Cstring in Structures

Here’s kind of an odd thing. I wanted to set up a Structure with space for a flexible string (yeah, I know you aren’t supposed to be able to use it that way, but that’s beside the point) so I added a property as Cstring and it added 4 bytes to the Structure (misleading since it’s really 8 bytes in 64-bit). Just as a test, I added a 4-byte string before it and an UInt16 after it, then used it with a long string for the Cstring. The resulting structure was 14 bytes long in 64-bit and I could convert it to and from its string value with ease.

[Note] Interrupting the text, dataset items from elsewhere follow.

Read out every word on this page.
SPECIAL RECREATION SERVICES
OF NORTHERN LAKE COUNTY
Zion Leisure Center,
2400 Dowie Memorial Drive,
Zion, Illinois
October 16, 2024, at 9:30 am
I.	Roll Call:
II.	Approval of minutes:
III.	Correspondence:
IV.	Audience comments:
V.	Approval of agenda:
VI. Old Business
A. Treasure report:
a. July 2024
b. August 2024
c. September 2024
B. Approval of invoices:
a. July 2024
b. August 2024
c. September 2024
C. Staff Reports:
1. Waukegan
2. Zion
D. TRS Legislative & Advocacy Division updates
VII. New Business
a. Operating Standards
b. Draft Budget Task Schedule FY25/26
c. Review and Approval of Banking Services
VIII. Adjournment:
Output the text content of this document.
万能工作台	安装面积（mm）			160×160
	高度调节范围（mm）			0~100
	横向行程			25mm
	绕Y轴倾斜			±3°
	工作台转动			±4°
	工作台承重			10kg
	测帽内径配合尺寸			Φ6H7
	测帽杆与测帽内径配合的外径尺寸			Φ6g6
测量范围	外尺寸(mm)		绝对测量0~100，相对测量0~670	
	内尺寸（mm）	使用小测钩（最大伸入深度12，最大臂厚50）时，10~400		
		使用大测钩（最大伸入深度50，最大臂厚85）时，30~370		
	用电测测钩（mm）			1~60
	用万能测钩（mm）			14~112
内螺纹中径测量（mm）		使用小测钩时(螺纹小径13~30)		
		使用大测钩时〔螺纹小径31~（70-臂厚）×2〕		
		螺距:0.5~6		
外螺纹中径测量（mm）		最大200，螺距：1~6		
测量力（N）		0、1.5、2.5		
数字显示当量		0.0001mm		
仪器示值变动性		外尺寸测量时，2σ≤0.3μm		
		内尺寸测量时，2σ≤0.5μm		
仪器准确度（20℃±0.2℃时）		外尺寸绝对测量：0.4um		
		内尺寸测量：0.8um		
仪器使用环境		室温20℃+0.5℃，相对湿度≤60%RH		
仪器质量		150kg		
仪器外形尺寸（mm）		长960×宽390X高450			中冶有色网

Except this was true no matter how long I made the string. How could that be? It turns out that adding a Cstring will add the address of that Cstring, not the string itself. If you store it that way and try to load it later, you will crash hard, but it will appear to work as long as the original Cstring is still around.

What’s more, with some simple manipulation, you can change the Cstring in place by using the Structure to get a pointer to it, then using that Ptr to create a MemoryBlock.

I’ll bet none of this was intentional, but could there be some use for this I’ve missed?

strings are ptrs in C :slight_smile:
they’re not “array of bytes”

in C you often see them defined as “char *” or “unsigned char *” which means they are pointers

this IS deliberate

Because some Declares will require or return a structure that contains a Cstring which will really be a Ptr to a Cstring?

If they return a Cstring they are returning a ptr - not an array of bytes

Otherwise they’d have you pass a ptr to a memory buffer and a size to indicate how many bytes they should or can fill in

For instance, on Windows, GetDLLDirectoryA will return the entire DLL search path
It takes a size & ptr to a buffer where the path will be written like

   dim mb as new memoryblock( 4096 )
   soft declare GetDLLDirectoryA lib “Kernel32” ( size as Uint32, buffer as Ptr ) as Uint32
   call GetDLLDirectoryA( 4096, mb )

It stuffs the string data in the block passed in - not a C string (or pointer)

Specifically what declare are you looking at that the struct is needed for ?

I’m not, I just didn’t understand the behavior.

Typically in a declare, you’ll get a block of memory back that consists of a fixed portion followed by the string data itself. The “block” structure will contain a 4-byte (or 8-byte) pointer that usually points to memor just past the end of the fixed block. There you will find the actual string/strings.